Le duc d’Orléans sourit, et, sur un signe de son père, le comte de Paris me tendit sa petite main, que je baisai.

— Que souhaitez-vous à mon fils ? me dit alors le prince.

— D’être roi le plus tard possible, monseigneur.

— Vous avez raison. C’est un vilain métier !

— Ce n’est point pour cela, monseigneur, repris-je ; mais c’est qu’il ne peut être roi qu’à la mort de Votre Altesse.

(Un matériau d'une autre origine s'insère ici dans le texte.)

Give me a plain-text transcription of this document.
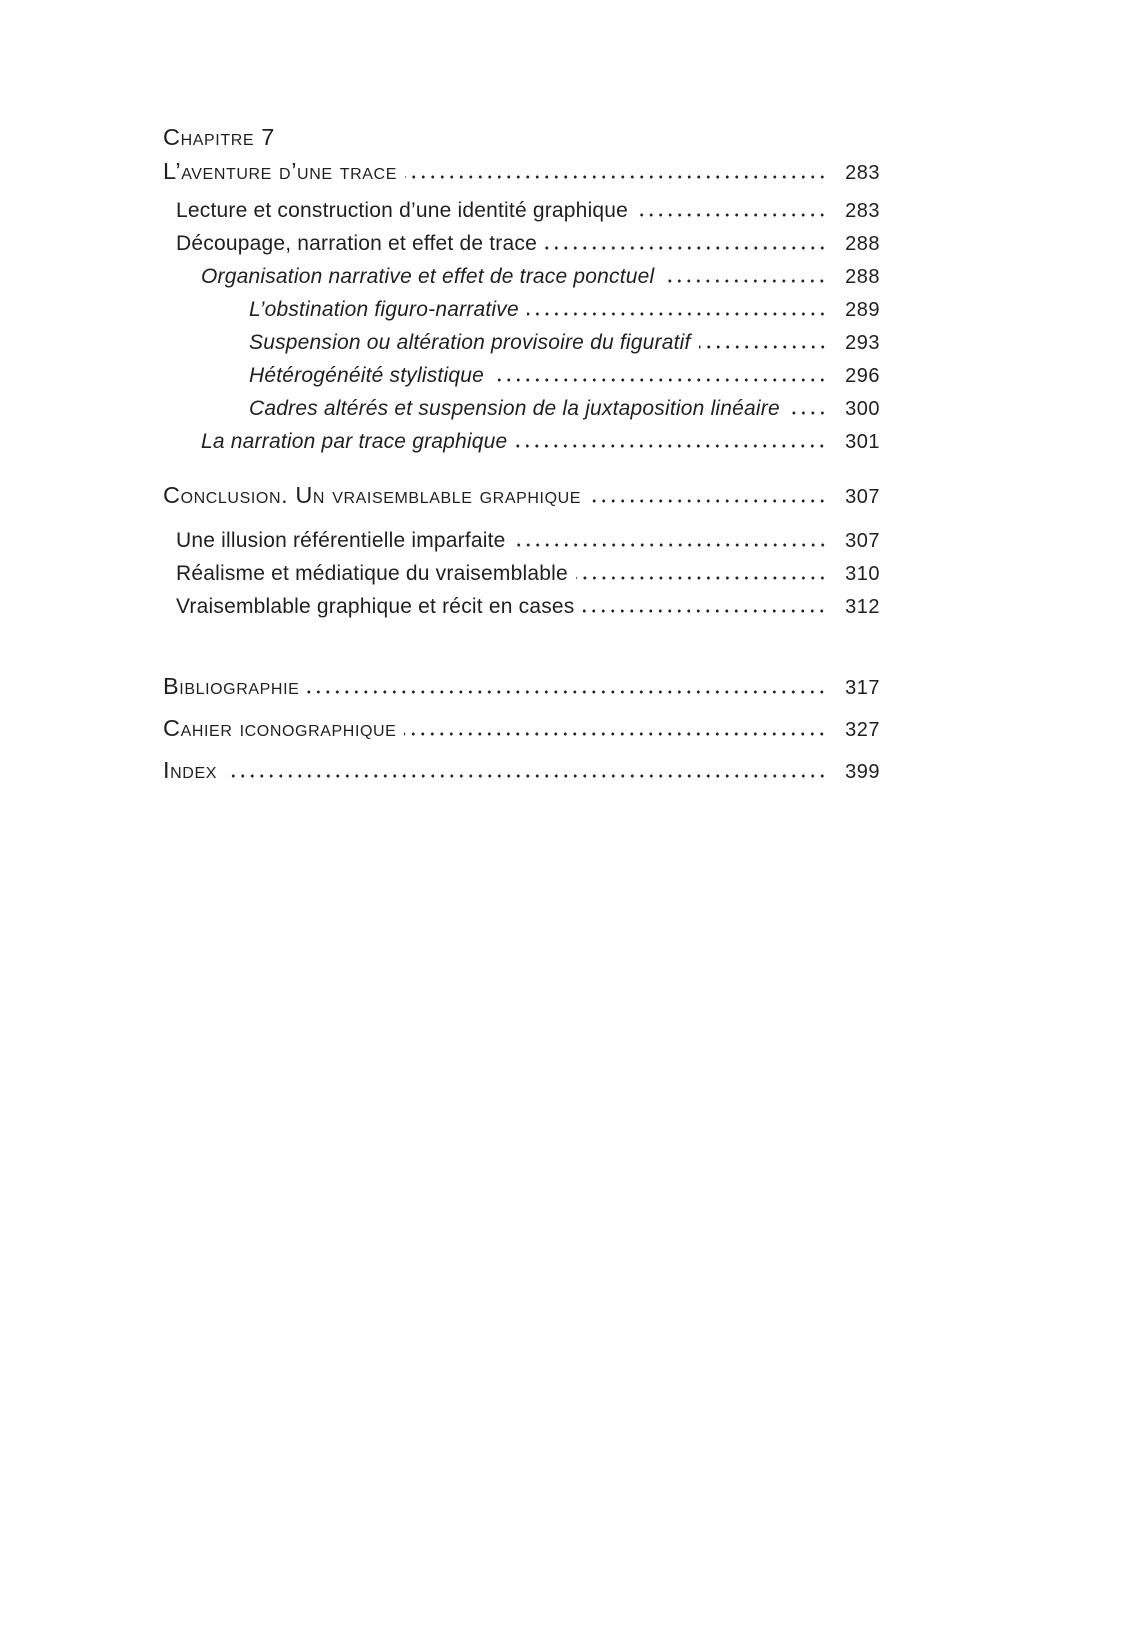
Chapitre 7
L’aventure d’une trace	283
Lecture et construction d’une identité graphique	283
Découpage, narration et effet de trace	288
Organisation narrative et effet de trace ponctuel	288
L’obstination figuro-narrative	289
Suspension ou altération provisoire du figuratif	293
Hétérogénéité stylistique	296
Cadres altérés et suspension de la juxtaposition linéaire	300
La narration par trace graphique	301
Conclusion. Un vraisemblable graphique	307
Une illusion référentielle imparfaite	307
Réalisme et médiatique du vraisemblable	310
Vraisemblable graphique et récit en cases	312
Bibliographie	317
Cahier iconographique	327
Index	399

— Oh ! je puis mourir maintenant, dit-il avec cette expression de mélancolie qui revenait si souvent sur son visage et dans sa voix. Avec la mère qu’il a, il sera élevé comme si j’y étais. Puis, étendant la main vers la chambre de la duchesse, comme s’il eût pu deviner à travers la muraille la place où elle était :

— C’est un quine que j’ai gagné à la loterie, me dit-il.

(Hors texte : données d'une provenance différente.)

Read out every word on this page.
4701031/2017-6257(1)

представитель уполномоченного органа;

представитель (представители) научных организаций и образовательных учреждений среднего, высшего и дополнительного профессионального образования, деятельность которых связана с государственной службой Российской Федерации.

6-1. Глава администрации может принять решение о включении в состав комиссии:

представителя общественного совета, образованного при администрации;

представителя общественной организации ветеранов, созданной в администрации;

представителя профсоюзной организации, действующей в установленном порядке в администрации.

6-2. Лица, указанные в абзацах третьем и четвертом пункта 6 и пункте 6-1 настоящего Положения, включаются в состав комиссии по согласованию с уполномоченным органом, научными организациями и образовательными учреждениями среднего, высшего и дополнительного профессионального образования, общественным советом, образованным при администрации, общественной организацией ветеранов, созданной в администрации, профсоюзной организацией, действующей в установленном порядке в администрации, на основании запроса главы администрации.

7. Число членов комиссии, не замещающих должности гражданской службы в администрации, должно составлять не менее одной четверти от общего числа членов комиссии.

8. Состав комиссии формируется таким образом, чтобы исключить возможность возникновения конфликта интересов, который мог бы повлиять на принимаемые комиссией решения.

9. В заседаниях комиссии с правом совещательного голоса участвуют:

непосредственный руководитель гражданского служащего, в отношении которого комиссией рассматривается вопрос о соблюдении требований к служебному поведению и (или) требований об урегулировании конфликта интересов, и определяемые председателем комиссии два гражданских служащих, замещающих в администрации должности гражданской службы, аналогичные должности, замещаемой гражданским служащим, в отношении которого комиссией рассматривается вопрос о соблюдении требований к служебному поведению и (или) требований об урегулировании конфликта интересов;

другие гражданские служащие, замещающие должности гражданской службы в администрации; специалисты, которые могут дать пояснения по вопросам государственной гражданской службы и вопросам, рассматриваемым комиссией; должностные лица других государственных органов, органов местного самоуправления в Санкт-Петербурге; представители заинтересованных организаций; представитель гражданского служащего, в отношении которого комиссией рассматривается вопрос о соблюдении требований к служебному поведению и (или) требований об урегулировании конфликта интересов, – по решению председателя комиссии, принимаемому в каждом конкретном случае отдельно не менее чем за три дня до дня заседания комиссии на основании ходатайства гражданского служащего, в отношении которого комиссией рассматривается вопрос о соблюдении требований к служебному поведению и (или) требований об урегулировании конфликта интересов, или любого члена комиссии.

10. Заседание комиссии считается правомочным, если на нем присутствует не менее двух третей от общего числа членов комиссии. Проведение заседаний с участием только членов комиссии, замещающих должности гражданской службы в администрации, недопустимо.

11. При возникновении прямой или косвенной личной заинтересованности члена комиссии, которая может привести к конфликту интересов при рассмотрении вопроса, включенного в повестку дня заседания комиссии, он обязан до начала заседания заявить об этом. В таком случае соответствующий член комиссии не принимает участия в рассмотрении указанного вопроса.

Le fait est qu’il était impossible, je crois, d’avoir à la fois plus de respect, plus de tendresse, plus de vénération et plus de confiance que le duc d’Orléans n’en avait pour la duchesse. C’est qu’il avait retrouvé en elle une partie des hautes qualités qu’il avait lui-même. Quand il parlait d’elle, et il en parlait souvent, son bonheur intime débordait de son cœur comme l’eau déborde d’un vase trop plein.

Revenons à Florence.

Je portai le soir même les trois lettres mortuaires à l’ambassade ; je trouvai monsieur Belloc tout en larmes ; il ne savait encore rien d’officiel ; mais comme la Gazette de Gênes est ordinairement le journal le mieux informé de l’Italie, il croyait à la réalité de la nouvelle.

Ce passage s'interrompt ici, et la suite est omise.